Side-by-side comparison
| Parameter | ROM | RAM |
|---|---|---|
| Volatility | Non-volatile — retains data without power | Volatile — loses data on power-off (standard RAM) |
| Write Operation | Read-only (mask ROM) or limited writes (EPROM/Flash) | Read and write freely at runtime |
| Access Time (typical) | 45–150 ns (parallel NOR Flash) | <10 ns (SRAM), ~60 ns (DRAM) |
| Typical IC | AT28C256 (32Kx8 EEPROM), W25Q128 (SPI Flash) | CY7C1021 (SRAM), DDR4 DIMM (DRAM) |
| Use in 8051 | External code memory (EA=0) | External data memory (MOVX instruction) |
| Endurance | Flash: ~100,000 write cycles; Mask ROM: infinite reads | SRAM: infinite; DRAM: infinite |
| Cost | Higher per bit for Flash; mask ROM cheap at volume | Lower per bit for DRAM |
| Power during Read | Low (NOR Flash: ~15 mA active) | Low for SRAM; moderate for DRAM with refresh |
| Data at Power-On | Valid — firmware ready to execute | Indeterminate — must be initialised |
| In Modern MCU | Internal Flash (e.g., STM32F103: 128 KB Flash) | Internal SRAM (STM32F103: 20 KB SRAM) |
Key differences
ROM retains data without power — the STM32F103 has 128 KB of internal Flash that holds firmware across resets. RAM loses all data on power-off — that same chip has 20 KB SRAM for stack, heap, and variables. The critical difference in exam questions is write capability: standard mask ROM cannot be written after manufacture; Flash (a ROM variant) allows up to 100,000 erase-write cycles. RAM supports unlimited random reads and writes at runtime, making it essential for any data that changes during program execution. Confusing them leads to incorrect memory map assignments.
When to use ROM
Use ROM (internal Flash on STM32 or AT28C256 parallel EEPROM) to store firmware, calibration constants, or lookup tables that must survive power cycling and are rarely or never changed during field operation.
When to use RAM
Use RAM (SRAM in a microcontroller or external CY7C1021) for all runtime variables, stack space, and data buffers that are written and read repeatedly during program execution.
Recommendation
For exam memory map questions, assign ROM (Flash) to the code segment starting at 0x0000 and RAM to the data segment. Choose internal Flash for firmware and internal SRAM for variables — this matches the STM32 and 8051 memory model directly.

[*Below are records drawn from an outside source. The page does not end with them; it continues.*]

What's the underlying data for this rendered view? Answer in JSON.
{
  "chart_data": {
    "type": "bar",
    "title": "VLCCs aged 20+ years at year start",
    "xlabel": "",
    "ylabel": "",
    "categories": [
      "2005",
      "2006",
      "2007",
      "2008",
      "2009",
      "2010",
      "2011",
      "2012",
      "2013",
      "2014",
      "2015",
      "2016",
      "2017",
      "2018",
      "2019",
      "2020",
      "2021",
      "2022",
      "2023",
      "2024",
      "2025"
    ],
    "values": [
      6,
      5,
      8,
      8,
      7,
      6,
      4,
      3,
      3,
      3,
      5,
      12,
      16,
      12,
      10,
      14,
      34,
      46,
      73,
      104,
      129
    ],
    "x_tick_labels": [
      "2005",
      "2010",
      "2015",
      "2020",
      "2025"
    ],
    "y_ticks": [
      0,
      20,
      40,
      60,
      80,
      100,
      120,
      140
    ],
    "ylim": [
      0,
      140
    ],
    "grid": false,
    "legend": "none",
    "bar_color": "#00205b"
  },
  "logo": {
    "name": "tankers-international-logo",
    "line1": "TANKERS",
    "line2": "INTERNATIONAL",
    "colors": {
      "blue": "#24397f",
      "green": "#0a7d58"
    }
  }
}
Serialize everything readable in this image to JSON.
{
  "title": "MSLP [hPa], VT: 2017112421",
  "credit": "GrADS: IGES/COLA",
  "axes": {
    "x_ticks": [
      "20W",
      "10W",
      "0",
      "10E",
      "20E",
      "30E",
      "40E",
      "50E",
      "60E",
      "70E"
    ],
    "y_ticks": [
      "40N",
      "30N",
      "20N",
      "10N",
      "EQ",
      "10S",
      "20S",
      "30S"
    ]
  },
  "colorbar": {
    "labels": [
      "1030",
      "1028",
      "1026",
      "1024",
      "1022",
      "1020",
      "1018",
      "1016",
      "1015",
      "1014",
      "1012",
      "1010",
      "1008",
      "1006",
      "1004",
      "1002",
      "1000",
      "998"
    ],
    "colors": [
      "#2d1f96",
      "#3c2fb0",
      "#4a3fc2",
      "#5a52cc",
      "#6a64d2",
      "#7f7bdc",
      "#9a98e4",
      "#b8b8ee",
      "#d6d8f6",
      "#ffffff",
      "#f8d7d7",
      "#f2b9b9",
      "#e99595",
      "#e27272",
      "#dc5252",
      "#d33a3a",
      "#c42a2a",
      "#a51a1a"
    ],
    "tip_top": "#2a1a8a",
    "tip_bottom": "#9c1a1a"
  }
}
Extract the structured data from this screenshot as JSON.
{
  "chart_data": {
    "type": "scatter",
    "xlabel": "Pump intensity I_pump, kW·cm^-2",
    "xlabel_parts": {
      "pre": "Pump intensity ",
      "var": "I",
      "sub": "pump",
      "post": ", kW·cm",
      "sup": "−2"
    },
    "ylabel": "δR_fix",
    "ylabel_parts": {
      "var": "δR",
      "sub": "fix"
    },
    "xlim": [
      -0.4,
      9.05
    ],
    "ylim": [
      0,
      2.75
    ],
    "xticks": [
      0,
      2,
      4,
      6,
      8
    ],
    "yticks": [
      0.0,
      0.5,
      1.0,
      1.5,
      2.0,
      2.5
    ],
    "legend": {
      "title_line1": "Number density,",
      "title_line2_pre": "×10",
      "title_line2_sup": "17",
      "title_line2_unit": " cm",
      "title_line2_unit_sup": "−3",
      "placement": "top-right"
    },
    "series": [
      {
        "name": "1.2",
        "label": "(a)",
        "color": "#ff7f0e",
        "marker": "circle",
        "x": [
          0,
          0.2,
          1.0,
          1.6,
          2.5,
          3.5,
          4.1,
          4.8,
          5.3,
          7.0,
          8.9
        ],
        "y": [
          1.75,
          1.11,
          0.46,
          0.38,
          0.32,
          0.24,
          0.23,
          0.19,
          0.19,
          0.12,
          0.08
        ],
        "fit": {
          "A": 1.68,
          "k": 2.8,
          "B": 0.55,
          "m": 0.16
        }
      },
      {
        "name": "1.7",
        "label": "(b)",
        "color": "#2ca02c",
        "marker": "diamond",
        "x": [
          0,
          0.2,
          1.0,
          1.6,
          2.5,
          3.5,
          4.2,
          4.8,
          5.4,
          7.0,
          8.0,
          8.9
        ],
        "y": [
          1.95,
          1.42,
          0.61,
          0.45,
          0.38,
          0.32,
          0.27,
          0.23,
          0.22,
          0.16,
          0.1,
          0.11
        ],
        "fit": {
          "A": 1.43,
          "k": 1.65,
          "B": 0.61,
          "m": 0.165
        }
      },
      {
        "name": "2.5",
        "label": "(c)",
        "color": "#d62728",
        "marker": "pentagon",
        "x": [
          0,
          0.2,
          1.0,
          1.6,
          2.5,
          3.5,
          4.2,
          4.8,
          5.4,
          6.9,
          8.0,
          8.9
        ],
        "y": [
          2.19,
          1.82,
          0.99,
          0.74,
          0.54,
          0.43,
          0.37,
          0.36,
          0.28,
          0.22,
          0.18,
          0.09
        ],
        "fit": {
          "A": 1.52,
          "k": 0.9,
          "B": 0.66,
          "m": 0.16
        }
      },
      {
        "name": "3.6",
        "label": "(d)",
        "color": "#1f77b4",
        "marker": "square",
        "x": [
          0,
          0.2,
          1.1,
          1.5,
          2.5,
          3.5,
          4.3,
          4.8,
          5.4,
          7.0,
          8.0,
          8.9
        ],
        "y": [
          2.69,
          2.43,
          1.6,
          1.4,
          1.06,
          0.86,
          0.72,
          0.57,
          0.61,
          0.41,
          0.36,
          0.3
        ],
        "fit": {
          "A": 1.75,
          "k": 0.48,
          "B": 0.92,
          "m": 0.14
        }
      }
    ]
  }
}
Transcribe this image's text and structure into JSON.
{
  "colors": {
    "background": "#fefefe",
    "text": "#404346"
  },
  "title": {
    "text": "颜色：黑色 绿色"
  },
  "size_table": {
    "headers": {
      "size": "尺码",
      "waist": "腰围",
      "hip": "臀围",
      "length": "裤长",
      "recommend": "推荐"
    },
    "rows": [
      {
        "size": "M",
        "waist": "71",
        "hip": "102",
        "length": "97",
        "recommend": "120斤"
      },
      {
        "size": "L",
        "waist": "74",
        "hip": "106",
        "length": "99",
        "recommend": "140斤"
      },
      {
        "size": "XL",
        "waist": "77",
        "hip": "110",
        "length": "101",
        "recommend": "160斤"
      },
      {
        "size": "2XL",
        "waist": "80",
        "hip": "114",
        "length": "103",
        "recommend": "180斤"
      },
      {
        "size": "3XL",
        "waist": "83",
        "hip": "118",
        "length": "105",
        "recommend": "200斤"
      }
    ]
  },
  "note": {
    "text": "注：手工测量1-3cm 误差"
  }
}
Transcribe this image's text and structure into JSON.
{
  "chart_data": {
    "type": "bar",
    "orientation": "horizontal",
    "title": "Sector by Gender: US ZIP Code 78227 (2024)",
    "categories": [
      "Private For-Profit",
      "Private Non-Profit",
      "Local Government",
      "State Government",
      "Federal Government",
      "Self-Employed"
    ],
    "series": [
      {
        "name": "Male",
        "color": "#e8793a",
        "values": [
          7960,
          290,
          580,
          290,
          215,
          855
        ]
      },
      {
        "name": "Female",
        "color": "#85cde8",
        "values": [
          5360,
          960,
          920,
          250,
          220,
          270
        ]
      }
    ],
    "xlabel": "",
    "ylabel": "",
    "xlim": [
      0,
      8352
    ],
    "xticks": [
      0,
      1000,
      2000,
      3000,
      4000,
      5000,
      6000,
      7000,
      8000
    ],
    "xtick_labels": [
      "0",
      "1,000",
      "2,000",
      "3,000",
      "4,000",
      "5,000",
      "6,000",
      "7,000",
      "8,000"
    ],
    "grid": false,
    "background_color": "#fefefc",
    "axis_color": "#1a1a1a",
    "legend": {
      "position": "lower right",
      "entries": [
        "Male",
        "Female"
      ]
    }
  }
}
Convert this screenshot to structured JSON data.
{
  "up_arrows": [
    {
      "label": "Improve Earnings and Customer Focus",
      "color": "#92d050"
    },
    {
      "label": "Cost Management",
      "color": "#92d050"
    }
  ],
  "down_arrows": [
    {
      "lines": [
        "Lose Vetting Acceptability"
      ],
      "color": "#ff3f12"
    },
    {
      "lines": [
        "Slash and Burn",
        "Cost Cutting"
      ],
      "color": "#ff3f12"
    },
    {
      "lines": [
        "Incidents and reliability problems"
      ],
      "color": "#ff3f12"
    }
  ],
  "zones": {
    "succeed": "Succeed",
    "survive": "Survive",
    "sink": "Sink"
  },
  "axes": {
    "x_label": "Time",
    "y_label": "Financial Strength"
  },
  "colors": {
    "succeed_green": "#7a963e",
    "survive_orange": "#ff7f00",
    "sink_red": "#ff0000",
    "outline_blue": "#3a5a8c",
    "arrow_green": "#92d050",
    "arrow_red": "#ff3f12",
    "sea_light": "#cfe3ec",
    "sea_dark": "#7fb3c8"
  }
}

Exam tip: Examiners ask you to draw the 8051 memory map with internal ROM (0000H–0FFFH) and internal RAM (00H–7FH) separately — note that EA pin controls whether internal or external ROM is accessed first.
Interview tip: Interviewers at embedded companies ask what happens if you write to a ROM address in C — explain that it either causes a hard fault (Flash without erase) or is silently ignored, and that const variables are placed in Flash by the linker.